Why is my queue stuck?
If a DBOS queue is stuck (workflows are not moving from ENQUEUED to PENDING), it is likely that either the number of PENDING workflows exceeds the queue's global "concurrency" limit or the number of queued workflows in a PENDING state on each worker exceeds the queue's "worker concurrency" limit. In either case, new tasks cannot be dequeued until some currently executing tasks complete or are cancelled. You can view all tasks executing on a queue from the "Queues" tab of the DBOS Console
If you need to, you can cancel tasks to remove them from the queue.
Why is my workflow not finishing?
The most common cause of "stuck" workflows is logic issues: infinite loops, indefinitely waiting for an event, or improper use of async in Python or TypeScript. The last is always worth checking when using those languages: any synchronous call anywhere in your program can block your event loop, preventing async operations (such as workflows) from making progress.
If a worker crash or outage occurred, it may briefly delay workflow completion. In certain rare cases, you may need to allow up to 15 minutes for Conductor to begin workflow recovery.
If workflows do not recover after a code upgrade, the cause is often version mismatch. If you are using versioning, check that your app version matches the version of your workflow.
How can I cancel or fork a large number of workflows in a batch?
On the DBOS Console, filter for all workflows that meet your criteria, then select them all and apply a batch operation. Alternatively, write a script using the DBOS Client (Python, TypeScript, Go, Java) to list all the workflows that fit your criteria, then process them.
Why am I seeing errors that objects cannot be deserialized?

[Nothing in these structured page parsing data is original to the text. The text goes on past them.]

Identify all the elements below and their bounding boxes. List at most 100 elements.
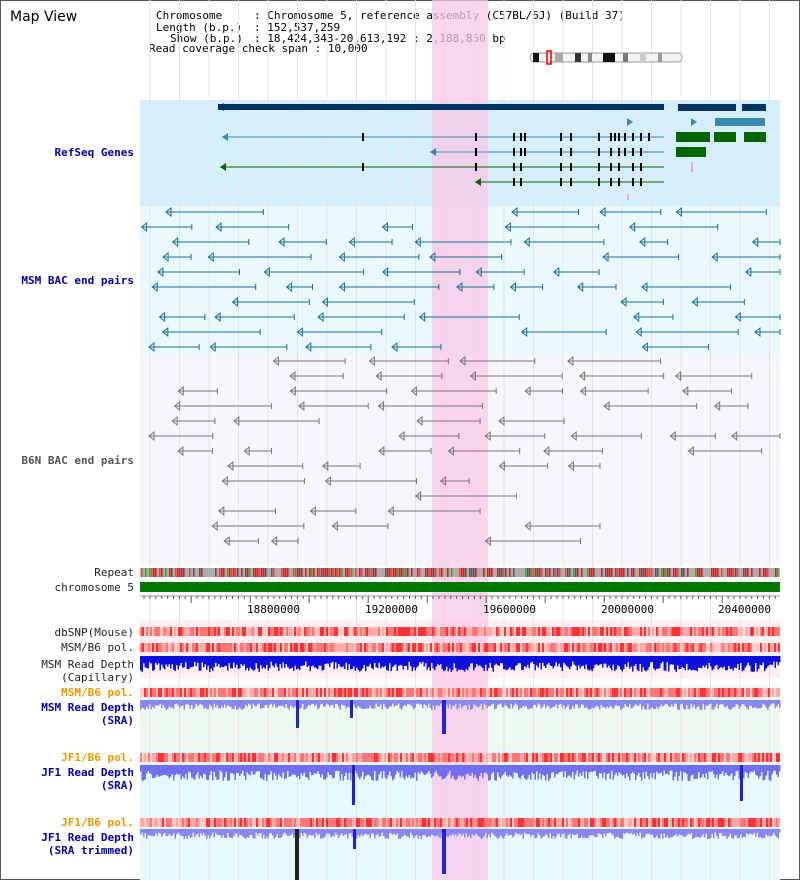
heat-cell — [524, 643, 526, 652]
heat-cell — [770, 627, 772, 636]
heat-cell — [262, 753, 264, 762]
heat-cell — [664, 753, 666, 762]
depth-bar — [512, 829, 514, 838]
depth-bar — [675, 700, 677, 704]
heat-cell — [582, 753, 584, 762]
msm-bac-pairs[interactable] — [140, 206, 781, 353]
depth-bar — [720, 656, 722, 667]
depth-bar — [773, 656, 775, 662]
heat-cell — [298, 688, 300, 697]
bac-end-marker — [157, 266, 164, 278]
heat-cell — [726, 643, 728, 652]
heat-cell — [558, 753, 560, 762]
heat-cell — [542, 818, 544, 827]
heat-cell — [322, 818, 324, 827]
depth-bar — [257, 765, 259, 772]
heat-cell — [672, 818, 674, 827]
depth-bar — [533, 700, 535, 706]
depth-bar — [513, 829, 515, 836]
heat-cell — [478, 818, 480, 827]
depth-bar — [704, 656, 706, 668]
repeat-segment — [613, 568, 615, 577]
depth-bar — [234, 829, 236, 834]
depth-bar — [360, 829, 362, 835]
heat-cell — [366, 753, 368, 762]
heat-cell — [384, 627, 386, 636]
repeat-segment — [309, 568, 311, 577]
highlight-region[interactable] — [432, 0, 488, 880]
depth-bar — [582, 700, 584, 706]
heat-cell — [154, 753, 156, 762]
heat-cell — [350, 688, 352, 697]
depth-spike — [442, 700, 446, 734]
depth-bar — [425, 765, 427, 775]
heat-cell — [470, 627, 472, 636]
depth-bar — [621, 700, 623, 709]
depth-bar — [711, 829, 713, 835]
heat-cell — [172, 818, 174, 827]
heat-cell — [472, 818, 474, 827]
refseq-genes[interactable] — [218, 103, 766, 200]
depth-bar — [588, 700, 590, 710]
depth-bar — [321, 656, 323, 671]
heat-cell — [502, 627, 504, 636]
depth-bar — [185, 829, 187, 837]
b6n-bac-pairs[interactable] — [148, 355, 781, 547]
depth-bar — [518, 656, 520, 664]
heat-cell — [288, 643, 290, 652]
heat-cell — [598, 627, 600, 636]
depth-bar — [590, 829, 592, 836]
depth-bar — [171, 700, 173, 708]
heat-cell — [262, 643, 264, 652]
heat-cell — [572, 753, 574, 762]
heat-cell — [724, 753, 726, 762]
depth-bar — [612, 700, 614, 709]
depth-bar — [621, 829, 623, 839]
heat-cell — [302, 627, 304, 636]
depth-bar — [233, 829, 235, 837]
heat-cell — [436, 643, 438, 652]
heat-cell — [300, 818, 302, 827]
heat-cell — [632, 688, 634, 697]
repeat-segment — [673, 568, 675, 577]
repeat-segment — [333, 568, 335, 577]
heat-cell — [654, 818, 656, 827]
heat-cell — [668, 643, 670, 652]
depth-bar — [543, 829, 545, 837]
depth-bar — [716, 700, 718, 704]
heat-cell — [678, 688, 680, 697]
depth-bar — [704, 829, 706, 838]
heat-cell — [182, 627, 184, 636]
depth-bar — [471, 700, 473, 710]
heat-cell — [270, 688, 272, 697]
depth-bar — [300, 829, 302, 834]
heat-cell — [652, 753, 654, 762]
depth-bar — [384, 700, 386, 707]
depth-bar — [167, 700, 169, 709]
depth-bar — [309, 765, 311, 772]
gene-exon — [513, 163, 515, 171]
depth-bar — [696, 656, 698, 672]
depth-bar — [750, 829, 752, 835]
depth-bar — [252, 700, 254, 704]
heat-cell — [602, 688, 604, 697]
heat-cell — [502, 643, 504, 652]
repeat-segment — [619, 568, 621, 577]
heat-cell — [392, 818, 394, 827]
heat-cell — [462, 643, 464, 652]
repeat-segment — [417, 568, 419, 577]
depth-bar — [702, 656, 704, 666]
heat-cell — [440, 818, 442, 827]
heat-cell — [634, 643, 636, 652]
heat-cell — [266, 688, 268, 697]
heat-cell — [506, 753, 508, 762]
heat-cell — [524, 753, 526, 762]
depth-bar — [623, 656, 625, 670]
heat-cell — [286, 643, 288, 652]
chromosome-ideogram[interactable] — [529, 50, 683, 65]
depth-bar — [174, 700, 176, 705]
depth-bar — [269, 829, 271, 834]
refseq-label: RefSeq Genes — [54, 146, 134, 159]
heat-cell — [446, 643, 448, 652]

DBOS requires that the inputs and outputs of workflows, as well as the outputs of steps, are serializable.
This is because DBOS checkpoints these inputs and outputs to the database to recover workflows from failures.
DBOS serializes objects to JSON in TypeScript and Go, with pickle in Python, and with Jackson in Java.

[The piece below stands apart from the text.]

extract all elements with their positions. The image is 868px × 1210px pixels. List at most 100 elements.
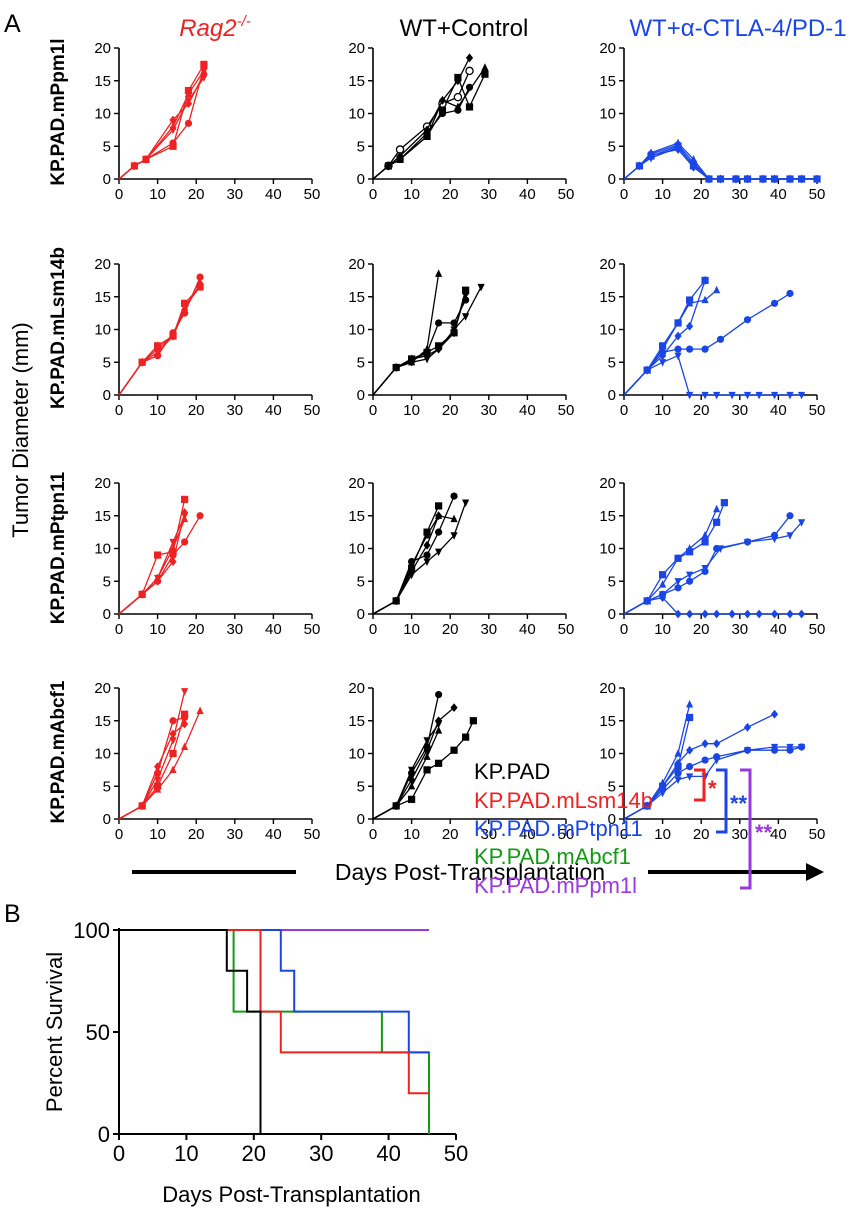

If your workflow needs to access an unserializable object like a database connection or API client, do not pass it into the workflow as an argument. Instead, either construct the object inside the workflow from parameters passed into the workflow, or construct it globally.
How large can serialized step and workflow outputs be?
DBOS stores two serialized fields (inputs and output) for each workflow and one output field for each step. Each of these is stored as a Postgres TEXT value which is limited by the maximum field size; currently 1GB. See Postgres documentation.
Why am I seeing an error that function X was recorded when Y was expected?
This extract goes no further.